Intel TBB is like OpenMP on steroids. It provides much richer programming model based on kernels which puts it closer to other parallel programming paradigms like CUDA or OpenCL. It draws heavily from the C++ STL algorithms in terms of applicability and extensibility. It is also supposed to be compiler neutral and in principle should work with Intel C++ Compiler, GNU g++ and MSVC. ITBB also uses the task "stealing" ideology that can potentially even out the computational imballance that the previous paradigms are prone to if no precautions are taken.

Pthreads is the portable threading interface of the most modern Unix-alikes (e.g. FreeBSD, Mac OS X, Linux, etc.). It is just a threading library and is geared towards the most general usage cases that one can imagine. It provides little to no parallel constructs and one has to explicitly program them on top of it, e.g. even simple loop iterations distribution a la OpenMP has to be hand-coded. Pthreads is to Unix exactly what Win32 threads is to Windows.

(I would skip Microsoft TPP since I don't really know that library)

Mixing those concepts is clearly the way of the future as single nodes are progressively getting more and more cores. Multiple levels of parallelism are possible with most algorithms and one can use MPI to perform the coarse-grained parallelism (running on multiple cluster nodes) while OpenMP or ITBB can be used to perform the fine-grained divison of individual node computations. Shared memory programming can usually utilise memory resources better since they are all shared between threads and things like cache reusage can speed the calucations considerably. MPI also can be used to program a multicore SMP or NUMA machine but each MPI process is a separate OS process with its own virtual address space which means that lots of (configuration) data might need to get replicated.

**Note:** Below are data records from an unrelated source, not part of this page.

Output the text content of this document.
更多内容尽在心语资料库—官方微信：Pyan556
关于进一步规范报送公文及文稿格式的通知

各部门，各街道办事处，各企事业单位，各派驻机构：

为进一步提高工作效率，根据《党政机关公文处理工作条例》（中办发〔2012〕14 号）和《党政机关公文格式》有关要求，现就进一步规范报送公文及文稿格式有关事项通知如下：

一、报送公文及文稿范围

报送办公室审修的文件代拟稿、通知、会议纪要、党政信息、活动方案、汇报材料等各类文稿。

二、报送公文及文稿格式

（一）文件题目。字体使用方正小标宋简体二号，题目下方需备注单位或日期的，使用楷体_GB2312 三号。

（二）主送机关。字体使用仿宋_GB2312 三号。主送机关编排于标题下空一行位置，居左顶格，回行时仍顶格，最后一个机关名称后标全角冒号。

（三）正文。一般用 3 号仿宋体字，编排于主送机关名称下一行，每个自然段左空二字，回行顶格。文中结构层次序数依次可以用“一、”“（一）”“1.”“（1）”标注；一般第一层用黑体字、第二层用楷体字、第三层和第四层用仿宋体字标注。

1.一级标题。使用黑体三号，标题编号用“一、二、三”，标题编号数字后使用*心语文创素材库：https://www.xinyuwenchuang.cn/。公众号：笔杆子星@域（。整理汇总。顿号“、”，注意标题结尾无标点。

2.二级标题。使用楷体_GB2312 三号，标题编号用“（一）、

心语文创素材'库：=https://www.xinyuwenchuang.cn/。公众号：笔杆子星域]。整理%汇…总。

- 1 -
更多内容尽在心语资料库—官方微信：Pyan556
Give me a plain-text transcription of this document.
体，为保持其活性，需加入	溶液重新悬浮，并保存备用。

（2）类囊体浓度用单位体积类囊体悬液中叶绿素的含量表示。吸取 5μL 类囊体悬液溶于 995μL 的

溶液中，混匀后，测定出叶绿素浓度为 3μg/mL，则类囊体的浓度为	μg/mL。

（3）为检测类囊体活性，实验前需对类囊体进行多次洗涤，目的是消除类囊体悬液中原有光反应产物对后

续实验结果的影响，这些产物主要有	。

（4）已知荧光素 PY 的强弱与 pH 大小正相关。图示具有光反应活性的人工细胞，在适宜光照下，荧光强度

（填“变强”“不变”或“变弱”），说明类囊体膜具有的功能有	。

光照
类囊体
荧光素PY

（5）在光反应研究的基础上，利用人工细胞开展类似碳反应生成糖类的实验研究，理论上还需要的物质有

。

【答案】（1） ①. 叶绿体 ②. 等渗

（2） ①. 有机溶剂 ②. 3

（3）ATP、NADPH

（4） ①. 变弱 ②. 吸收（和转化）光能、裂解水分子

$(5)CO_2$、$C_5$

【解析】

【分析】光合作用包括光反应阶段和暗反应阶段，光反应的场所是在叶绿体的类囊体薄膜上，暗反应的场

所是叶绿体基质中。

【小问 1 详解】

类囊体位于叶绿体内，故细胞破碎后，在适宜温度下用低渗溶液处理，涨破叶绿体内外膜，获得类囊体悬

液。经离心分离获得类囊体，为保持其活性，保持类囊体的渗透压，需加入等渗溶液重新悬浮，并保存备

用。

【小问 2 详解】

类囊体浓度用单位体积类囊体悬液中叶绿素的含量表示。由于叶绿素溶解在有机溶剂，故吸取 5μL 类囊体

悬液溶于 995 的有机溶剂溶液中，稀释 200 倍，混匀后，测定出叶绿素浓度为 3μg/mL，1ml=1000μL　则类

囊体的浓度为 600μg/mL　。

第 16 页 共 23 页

MPI people are working towards improvements to the standard to allow it to run MPI processes as threads and "MPI endpoints" might end up in the forthcoming MPI standard version 3.0.

I would suggest to pick the one that is closest to your programming background. If you are an avid C++ programmer and breathe abstractions then pick Intel TBB (or Microsoft PPL if you are into .Net). OpenMP is really easy to master and provides good performance but is somehow simplistic. It is still the only widely available and used mechanism for writing multithreaded code in Fortran. MPI has a steep learning curve but can always be bolted on later if your program outgrows what single compute node can provide.